Ettore Messina ha annunciato l’addio all’Olimpia Milano nel corso del consiglio di Eurolega chiudendo formalmente un rapporto durato sette anni tra panchina e dirigenza. La decisione è arrivata dopo il passaggio dallo status di capo allenatore, lasciato con dimissioni presentate lo scorso novembre, a quello di dirigente all’interno dell’organigramma del club.
La notizia è rilevante perché segna la fine di un ciclo che ha consolidato l’EA7 Milano ai vertici nazionali e competitiva in Europa. In questo periodo il club ha messo in bacheca 10 trofei, inclusi 4 scudetti, rafforzando l’immagine di una società con 32 titoli italiani complessivi e una struttura tecnica riconosciuta per continuità e risultati.
Ultimo aggiornamento: 29 giugno 2026
Dalla panchina al ruolo dirigenziale
Il percorso recente di Messina all’Olimpia ha visto una prima fase da capo allenatore e una seconda in qualità di dirigente dopo le dimissioni presentate lo scorso novembre. La permanenza nell’area gestionale ha rappresentato una transizione significativa: dal campo alla definizione delle linee strategiche, con attenzione a staff roster e processi organizzativi.

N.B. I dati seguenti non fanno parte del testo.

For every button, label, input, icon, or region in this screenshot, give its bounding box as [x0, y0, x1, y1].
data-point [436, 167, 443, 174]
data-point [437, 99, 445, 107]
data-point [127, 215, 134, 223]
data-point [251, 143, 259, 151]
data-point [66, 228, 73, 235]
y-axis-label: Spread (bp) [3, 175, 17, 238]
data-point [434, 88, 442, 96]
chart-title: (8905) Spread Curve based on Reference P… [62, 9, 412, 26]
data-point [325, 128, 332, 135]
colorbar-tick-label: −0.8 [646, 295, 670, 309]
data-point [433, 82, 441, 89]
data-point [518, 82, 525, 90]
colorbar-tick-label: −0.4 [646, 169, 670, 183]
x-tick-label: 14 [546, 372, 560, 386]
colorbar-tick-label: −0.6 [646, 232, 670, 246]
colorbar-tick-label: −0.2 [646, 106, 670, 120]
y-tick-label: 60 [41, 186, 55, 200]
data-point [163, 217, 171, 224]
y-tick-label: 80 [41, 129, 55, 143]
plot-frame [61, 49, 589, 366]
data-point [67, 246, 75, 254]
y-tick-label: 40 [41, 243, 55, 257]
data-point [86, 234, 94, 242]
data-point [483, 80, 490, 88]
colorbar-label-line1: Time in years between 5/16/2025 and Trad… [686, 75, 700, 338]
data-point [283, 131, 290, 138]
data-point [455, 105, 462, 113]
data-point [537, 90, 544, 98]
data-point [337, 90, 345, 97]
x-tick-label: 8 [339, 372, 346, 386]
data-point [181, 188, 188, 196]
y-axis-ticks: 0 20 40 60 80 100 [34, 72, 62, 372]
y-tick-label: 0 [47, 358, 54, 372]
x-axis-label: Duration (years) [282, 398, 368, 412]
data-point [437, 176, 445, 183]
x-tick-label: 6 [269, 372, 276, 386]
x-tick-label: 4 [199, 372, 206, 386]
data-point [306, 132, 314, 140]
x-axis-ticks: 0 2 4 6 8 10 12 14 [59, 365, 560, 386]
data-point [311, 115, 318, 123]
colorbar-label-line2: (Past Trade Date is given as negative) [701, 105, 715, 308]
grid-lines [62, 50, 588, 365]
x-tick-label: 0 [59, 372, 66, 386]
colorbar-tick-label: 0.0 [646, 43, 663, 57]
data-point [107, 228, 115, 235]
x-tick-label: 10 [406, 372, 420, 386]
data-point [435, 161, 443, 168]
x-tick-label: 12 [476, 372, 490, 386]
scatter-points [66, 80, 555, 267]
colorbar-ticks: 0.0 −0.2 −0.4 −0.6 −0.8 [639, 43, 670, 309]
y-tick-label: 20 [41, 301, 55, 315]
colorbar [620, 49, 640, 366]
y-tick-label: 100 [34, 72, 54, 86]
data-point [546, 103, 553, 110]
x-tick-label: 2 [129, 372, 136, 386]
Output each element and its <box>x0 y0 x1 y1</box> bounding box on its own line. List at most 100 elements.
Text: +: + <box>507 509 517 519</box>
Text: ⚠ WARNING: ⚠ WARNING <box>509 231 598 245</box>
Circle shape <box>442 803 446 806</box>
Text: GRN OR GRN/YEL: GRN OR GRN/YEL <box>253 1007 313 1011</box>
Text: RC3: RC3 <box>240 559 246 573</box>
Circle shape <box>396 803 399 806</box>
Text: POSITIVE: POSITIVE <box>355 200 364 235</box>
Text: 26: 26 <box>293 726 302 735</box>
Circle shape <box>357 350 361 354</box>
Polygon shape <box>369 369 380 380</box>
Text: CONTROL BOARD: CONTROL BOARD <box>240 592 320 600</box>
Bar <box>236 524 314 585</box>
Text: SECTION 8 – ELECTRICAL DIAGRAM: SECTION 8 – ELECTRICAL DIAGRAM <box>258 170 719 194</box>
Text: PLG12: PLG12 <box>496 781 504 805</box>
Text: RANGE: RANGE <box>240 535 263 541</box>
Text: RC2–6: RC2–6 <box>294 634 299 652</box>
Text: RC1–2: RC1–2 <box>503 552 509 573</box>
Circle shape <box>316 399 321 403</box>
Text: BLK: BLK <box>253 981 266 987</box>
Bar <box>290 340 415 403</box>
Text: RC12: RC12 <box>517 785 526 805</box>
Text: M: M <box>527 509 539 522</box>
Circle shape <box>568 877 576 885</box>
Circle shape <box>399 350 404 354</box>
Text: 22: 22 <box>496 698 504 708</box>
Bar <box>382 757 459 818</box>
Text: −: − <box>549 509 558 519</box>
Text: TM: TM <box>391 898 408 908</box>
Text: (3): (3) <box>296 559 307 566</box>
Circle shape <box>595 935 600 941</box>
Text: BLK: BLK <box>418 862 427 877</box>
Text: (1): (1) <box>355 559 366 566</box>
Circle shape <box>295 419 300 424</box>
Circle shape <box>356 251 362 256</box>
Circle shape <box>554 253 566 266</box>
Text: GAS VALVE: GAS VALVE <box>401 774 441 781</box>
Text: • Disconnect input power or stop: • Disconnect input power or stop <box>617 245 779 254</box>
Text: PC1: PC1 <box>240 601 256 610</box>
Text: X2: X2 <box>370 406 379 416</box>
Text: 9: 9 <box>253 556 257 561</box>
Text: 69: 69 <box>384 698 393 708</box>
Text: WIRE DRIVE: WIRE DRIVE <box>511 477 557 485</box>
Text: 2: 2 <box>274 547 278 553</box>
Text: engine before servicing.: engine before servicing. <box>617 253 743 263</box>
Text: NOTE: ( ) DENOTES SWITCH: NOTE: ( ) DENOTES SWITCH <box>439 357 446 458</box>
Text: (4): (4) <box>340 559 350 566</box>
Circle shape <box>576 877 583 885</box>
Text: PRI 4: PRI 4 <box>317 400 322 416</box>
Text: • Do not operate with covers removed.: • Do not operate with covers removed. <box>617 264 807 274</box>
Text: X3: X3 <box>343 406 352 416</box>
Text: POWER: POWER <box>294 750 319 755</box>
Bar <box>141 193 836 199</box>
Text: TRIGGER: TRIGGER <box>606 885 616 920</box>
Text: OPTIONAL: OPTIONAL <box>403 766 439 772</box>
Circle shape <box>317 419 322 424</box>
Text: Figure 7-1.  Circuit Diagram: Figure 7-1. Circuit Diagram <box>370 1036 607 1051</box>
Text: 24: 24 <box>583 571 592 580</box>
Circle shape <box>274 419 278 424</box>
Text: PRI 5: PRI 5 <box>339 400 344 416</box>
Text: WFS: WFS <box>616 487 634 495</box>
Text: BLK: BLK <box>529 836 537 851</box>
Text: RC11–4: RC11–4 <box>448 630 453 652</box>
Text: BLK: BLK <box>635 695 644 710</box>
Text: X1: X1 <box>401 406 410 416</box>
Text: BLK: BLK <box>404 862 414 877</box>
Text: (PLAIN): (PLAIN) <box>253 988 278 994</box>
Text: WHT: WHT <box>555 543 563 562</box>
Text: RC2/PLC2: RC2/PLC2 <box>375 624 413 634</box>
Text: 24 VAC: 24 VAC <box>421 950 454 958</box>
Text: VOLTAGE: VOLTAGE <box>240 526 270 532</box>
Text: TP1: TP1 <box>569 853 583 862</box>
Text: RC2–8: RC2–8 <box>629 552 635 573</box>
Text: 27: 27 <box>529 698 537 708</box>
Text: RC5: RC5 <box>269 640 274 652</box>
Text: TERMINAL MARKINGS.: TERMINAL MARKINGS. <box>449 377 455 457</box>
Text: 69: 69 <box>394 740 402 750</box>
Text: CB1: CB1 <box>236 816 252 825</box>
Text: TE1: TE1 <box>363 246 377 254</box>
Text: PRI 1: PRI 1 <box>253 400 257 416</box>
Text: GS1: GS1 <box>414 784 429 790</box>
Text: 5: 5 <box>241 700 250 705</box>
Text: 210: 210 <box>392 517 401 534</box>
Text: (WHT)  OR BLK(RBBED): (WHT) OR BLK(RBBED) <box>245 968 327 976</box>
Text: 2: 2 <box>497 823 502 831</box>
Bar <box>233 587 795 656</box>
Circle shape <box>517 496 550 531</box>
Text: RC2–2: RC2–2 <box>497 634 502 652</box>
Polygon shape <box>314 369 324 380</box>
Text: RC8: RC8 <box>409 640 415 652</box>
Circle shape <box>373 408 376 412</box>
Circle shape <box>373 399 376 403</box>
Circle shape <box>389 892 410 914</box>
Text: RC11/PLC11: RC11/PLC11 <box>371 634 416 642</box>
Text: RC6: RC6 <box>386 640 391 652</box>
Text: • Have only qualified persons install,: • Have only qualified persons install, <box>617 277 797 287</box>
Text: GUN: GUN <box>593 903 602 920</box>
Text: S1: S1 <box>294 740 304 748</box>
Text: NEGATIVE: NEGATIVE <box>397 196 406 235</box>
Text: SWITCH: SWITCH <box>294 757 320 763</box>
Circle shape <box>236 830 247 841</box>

L’annuncio di interrompere ogni legame con il club è maturato in sede istituzionale, nel contesto del consiglio di Eurolega e ha dato un perimetro temporale e formale alla chiusura del rapporto. Per la società e per l’ambiente, la separazione ha aperto una fase di valutazione su assetti tecnici e manageriali, con l’obiettivo di preservare identità e competitività del progetto.
Bilancio sportivo: 10 trofei e 4 scudetti
Nei sette anni con Messina al centro del progetto, l’EA7 Milano ha conquistato complessivamente 10 trofei, tra cui 4 scudetti che hanno inciso sul dominio nazionale del club. Questo palmarès si è sommato a una tradizione già ampia, contribuendo a rendere l’Olimpia un riferimento per continuità di rendimento e ambizione a livello europeo.
I risultati sono arrivati attraverso una gestione che ha integrato esperienza internazionale, selezione di staff e atleti, e cura delle dinamiche di spogliatoio. La somma dei titoli ha dato sostanza a un ciclo definito vincente, con una percezione esterna di solidità e con un impatto diretto sulla capacità del club di competere ad alto livello in più competizioni.
Le prossime mosse del club dopo l’addio
Con la fine del rapporto con Messina, l’Olimpia Milano entra in una fase di transizione che riguarda la guida del progetto sportivo e l’assetto dirigenziale. Il club dovrà decidere se proseguire sulla traiettoria tracciata negli ultimi anni oppure affidare la struttura a nuove figure, definendo ruoli e responsabilità per garantire continuità agli standard raggiunti.
La ricaduta immediata attesa riguarda il perimetro tecnico e di mercato, con la necessità di mantenere competitivo il roster e preservare i meccanismi che hanno portato ai 10 trofei. Per Messina, la chiusura a Milano apre la possibilità di una nuova avventura professionale, valorizzando le competenze maturate tra panchina e dirigenza in un arco pluriennale.